As for the states that played by the parties’ calendar rules, they may well have outsmarted themselves. Take New York. For all of its complaints, this is a big state that has mattered very much in past years: It saved Ted Kennedy from an early exit in 1980, thrust Walter Mondale back into the lead in 1984, ratified Michael Dukakis in 1988, and clinched the nomination for Bill Clinton in 1992. (The Republicans really didn’t have a presidential primary in New York until 2000.) Now, New York finds itself in line for candidate time with Illinois, California, and half a dozen Southern and border states. Then there’s Missouri, which has famously gone with the winner in every general election presidential contest but one in the last 100 years. It will likely get lost on Super Tuesday, because it’s holding its primary in the shadow of electoral giants.

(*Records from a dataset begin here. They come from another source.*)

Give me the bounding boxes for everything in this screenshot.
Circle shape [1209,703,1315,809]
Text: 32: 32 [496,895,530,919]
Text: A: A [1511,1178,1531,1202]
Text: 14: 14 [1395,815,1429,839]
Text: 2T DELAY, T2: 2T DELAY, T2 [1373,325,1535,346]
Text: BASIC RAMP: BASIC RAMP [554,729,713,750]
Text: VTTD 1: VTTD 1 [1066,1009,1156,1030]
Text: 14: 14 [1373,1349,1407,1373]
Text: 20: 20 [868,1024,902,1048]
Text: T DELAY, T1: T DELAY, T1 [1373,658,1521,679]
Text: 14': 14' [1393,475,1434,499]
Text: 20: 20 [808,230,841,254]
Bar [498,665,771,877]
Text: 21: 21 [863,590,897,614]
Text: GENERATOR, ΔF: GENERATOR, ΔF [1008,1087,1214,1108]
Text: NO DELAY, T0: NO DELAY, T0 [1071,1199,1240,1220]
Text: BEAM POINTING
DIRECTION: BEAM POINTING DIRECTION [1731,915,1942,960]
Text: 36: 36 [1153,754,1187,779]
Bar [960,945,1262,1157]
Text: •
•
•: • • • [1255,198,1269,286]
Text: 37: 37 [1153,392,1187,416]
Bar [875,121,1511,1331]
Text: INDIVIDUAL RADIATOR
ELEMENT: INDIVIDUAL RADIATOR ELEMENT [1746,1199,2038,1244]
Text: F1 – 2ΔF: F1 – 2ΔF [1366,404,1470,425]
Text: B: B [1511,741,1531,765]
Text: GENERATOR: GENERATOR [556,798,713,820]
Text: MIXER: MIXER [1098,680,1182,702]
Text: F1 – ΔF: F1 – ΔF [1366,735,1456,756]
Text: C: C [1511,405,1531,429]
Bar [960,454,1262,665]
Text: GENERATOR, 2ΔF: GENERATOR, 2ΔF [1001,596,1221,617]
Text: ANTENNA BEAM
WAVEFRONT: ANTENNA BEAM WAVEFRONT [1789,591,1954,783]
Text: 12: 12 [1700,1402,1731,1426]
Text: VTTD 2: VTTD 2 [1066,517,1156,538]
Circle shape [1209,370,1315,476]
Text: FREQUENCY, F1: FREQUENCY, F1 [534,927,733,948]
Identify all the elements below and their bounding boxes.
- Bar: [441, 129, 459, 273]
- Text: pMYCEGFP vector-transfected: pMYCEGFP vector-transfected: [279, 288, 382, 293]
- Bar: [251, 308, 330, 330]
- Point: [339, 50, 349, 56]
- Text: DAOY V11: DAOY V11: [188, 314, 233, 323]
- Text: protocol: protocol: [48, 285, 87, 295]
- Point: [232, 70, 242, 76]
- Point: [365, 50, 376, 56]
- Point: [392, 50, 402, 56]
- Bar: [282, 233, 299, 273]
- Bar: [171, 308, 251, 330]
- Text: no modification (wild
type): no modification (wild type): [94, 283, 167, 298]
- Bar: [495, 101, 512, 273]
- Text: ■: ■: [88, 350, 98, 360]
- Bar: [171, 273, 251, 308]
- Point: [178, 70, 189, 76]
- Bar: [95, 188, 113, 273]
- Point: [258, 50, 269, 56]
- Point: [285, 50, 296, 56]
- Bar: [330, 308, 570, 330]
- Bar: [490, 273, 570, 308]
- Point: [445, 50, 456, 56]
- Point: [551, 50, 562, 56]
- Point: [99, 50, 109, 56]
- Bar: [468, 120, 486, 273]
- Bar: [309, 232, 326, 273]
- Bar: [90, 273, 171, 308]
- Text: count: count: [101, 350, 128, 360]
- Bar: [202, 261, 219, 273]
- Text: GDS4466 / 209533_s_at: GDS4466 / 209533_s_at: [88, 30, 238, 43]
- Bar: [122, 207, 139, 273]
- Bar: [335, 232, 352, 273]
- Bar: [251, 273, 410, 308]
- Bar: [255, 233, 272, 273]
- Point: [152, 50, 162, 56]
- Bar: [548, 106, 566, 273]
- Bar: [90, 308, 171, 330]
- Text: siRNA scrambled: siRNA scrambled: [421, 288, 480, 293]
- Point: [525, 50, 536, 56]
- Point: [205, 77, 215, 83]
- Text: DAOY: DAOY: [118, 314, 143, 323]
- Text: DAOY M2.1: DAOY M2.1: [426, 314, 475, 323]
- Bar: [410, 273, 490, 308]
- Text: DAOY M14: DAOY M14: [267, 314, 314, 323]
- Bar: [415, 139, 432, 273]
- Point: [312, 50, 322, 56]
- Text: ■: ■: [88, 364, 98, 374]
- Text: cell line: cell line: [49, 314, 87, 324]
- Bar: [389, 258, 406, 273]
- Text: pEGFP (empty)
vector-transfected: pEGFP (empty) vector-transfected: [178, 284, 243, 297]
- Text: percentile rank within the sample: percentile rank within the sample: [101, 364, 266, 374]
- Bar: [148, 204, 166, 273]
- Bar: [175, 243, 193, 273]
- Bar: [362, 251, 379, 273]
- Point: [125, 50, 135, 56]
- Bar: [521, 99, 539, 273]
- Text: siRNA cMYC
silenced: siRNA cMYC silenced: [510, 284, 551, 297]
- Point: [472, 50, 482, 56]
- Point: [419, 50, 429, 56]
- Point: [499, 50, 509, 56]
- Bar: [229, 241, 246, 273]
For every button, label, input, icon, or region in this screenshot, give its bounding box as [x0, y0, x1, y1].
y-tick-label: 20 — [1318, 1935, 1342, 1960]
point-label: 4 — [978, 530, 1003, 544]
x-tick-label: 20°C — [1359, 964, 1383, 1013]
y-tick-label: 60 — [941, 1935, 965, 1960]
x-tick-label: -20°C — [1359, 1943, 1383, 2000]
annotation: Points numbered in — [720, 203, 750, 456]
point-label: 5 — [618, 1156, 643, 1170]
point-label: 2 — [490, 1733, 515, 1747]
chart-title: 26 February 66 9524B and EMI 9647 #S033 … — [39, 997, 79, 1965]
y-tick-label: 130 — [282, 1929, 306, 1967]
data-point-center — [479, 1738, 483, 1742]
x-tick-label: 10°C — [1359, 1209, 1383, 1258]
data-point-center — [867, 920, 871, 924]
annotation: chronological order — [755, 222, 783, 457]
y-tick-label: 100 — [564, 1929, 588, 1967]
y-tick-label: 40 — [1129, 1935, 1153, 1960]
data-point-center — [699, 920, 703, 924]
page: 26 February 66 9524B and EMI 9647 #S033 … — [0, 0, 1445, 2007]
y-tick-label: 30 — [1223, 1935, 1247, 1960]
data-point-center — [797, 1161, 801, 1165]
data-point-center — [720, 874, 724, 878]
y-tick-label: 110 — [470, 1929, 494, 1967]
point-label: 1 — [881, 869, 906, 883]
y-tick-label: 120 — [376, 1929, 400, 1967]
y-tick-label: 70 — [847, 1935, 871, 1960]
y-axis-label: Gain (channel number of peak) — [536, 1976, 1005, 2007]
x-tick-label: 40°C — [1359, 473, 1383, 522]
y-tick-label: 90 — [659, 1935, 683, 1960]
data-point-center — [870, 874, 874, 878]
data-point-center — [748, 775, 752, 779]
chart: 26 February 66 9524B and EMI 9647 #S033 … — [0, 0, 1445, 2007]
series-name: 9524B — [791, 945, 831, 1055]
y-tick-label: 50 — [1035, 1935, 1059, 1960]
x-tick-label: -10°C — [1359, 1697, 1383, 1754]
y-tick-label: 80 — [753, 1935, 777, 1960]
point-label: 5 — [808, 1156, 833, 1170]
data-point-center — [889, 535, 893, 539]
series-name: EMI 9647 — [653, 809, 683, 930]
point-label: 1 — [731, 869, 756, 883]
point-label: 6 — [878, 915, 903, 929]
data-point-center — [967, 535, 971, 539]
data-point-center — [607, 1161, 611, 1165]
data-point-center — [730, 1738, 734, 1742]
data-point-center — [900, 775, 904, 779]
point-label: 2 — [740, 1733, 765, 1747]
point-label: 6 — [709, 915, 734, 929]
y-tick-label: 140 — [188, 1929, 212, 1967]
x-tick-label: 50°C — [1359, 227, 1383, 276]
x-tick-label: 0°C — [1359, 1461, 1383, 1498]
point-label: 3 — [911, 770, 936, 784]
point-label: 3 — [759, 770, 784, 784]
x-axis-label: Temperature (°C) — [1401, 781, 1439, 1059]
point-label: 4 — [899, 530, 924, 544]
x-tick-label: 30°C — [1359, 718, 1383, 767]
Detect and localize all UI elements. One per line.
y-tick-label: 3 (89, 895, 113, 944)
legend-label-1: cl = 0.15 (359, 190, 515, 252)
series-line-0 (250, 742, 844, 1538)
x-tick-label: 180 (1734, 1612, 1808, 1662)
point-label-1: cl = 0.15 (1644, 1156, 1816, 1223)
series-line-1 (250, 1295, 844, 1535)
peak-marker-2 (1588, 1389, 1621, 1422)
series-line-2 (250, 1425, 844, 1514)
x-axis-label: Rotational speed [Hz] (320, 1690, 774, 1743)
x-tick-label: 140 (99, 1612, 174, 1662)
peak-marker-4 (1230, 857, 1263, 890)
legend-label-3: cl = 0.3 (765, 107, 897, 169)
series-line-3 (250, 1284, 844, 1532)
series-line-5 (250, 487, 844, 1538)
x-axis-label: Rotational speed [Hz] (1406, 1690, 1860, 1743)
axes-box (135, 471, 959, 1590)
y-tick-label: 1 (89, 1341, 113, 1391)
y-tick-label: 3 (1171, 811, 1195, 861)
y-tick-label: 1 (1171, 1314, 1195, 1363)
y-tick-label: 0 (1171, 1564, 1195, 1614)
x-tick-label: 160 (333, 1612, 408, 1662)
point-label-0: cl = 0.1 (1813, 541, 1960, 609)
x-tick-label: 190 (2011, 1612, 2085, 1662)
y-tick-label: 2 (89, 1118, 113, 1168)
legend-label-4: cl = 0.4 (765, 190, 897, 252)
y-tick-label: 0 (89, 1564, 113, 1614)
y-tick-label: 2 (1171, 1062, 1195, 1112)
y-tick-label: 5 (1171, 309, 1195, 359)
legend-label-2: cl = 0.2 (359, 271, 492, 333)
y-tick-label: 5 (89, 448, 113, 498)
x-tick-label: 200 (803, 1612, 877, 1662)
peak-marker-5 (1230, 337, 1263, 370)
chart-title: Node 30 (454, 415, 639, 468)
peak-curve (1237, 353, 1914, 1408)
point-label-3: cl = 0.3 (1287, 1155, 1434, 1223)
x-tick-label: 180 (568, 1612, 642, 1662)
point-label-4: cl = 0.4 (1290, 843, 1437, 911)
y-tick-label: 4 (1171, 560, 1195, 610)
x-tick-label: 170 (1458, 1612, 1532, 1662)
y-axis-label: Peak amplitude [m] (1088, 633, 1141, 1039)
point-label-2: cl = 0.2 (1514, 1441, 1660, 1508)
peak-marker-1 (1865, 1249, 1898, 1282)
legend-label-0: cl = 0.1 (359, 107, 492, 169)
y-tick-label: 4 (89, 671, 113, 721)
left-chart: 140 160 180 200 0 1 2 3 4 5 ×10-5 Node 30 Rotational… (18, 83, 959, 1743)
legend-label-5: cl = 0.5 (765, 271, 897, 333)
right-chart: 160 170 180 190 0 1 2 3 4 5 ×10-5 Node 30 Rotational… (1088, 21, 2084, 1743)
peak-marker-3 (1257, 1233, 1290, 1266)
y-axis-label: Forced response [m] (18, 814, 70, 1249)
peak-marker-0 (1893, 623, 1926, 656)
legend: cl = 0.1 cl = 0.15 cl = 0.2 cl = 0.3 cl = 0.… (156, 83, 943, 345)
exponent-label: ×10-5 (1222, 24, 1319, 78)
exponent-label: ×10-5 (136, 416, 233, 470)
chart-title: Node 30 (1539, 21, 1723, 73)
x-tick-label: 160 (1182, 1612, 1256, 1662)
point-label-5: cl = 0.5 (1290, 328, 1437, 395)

If Feb. 5 produces split results, with no clear winner—a reasonable possibility in both parties—it will hand a whole lot more power to the states that come later. Here’s the list. Kansas, Nebraska, Louisiana, and Washington State on Feb. 9. Maryland, Virginia, and the District of Columbia on Feb. 12. Hawaii and Wisconsin on Feb. 19. Ohio, Rhode Island, Vermont, and Texas on March 4, Wyoming and Mississippi also in March, and Pennsylvania on April 22. These contests will have a good shot at meriting the kind of attention from candidates that gets a state on the receiving end of a promise worth its weight in ethanol.

Obviously, a 50-state nomination process can’t stretch out to one primary a week—not unless we want the whole thing to last until, say, Thanksgiving. Since we have to have dates on which multiple states vote, a series of regional primaries makes sense. A date that combines Alabama, Georgia, Louisiana, and Arkansas is geographically and culturally sensible. Putting New York, New Jersey, and Connecticut together would make good financial sense, since all three share an expensive media market.

As it now stands, though, the candidates may well treat the crowd of Feb. 5 states the way tourists on a low-budget tour of Europe treat the Continent. “Twenty-four states! Thirteen days! Glimpse the New Jersey Pine Barrens on Your 30-Minute Photo Op! See the L.A. Transportation Nightmare From Your Holding Pattern!” And the states will have no one to blame but themselves—and, of course, Iowa and New Hampshire.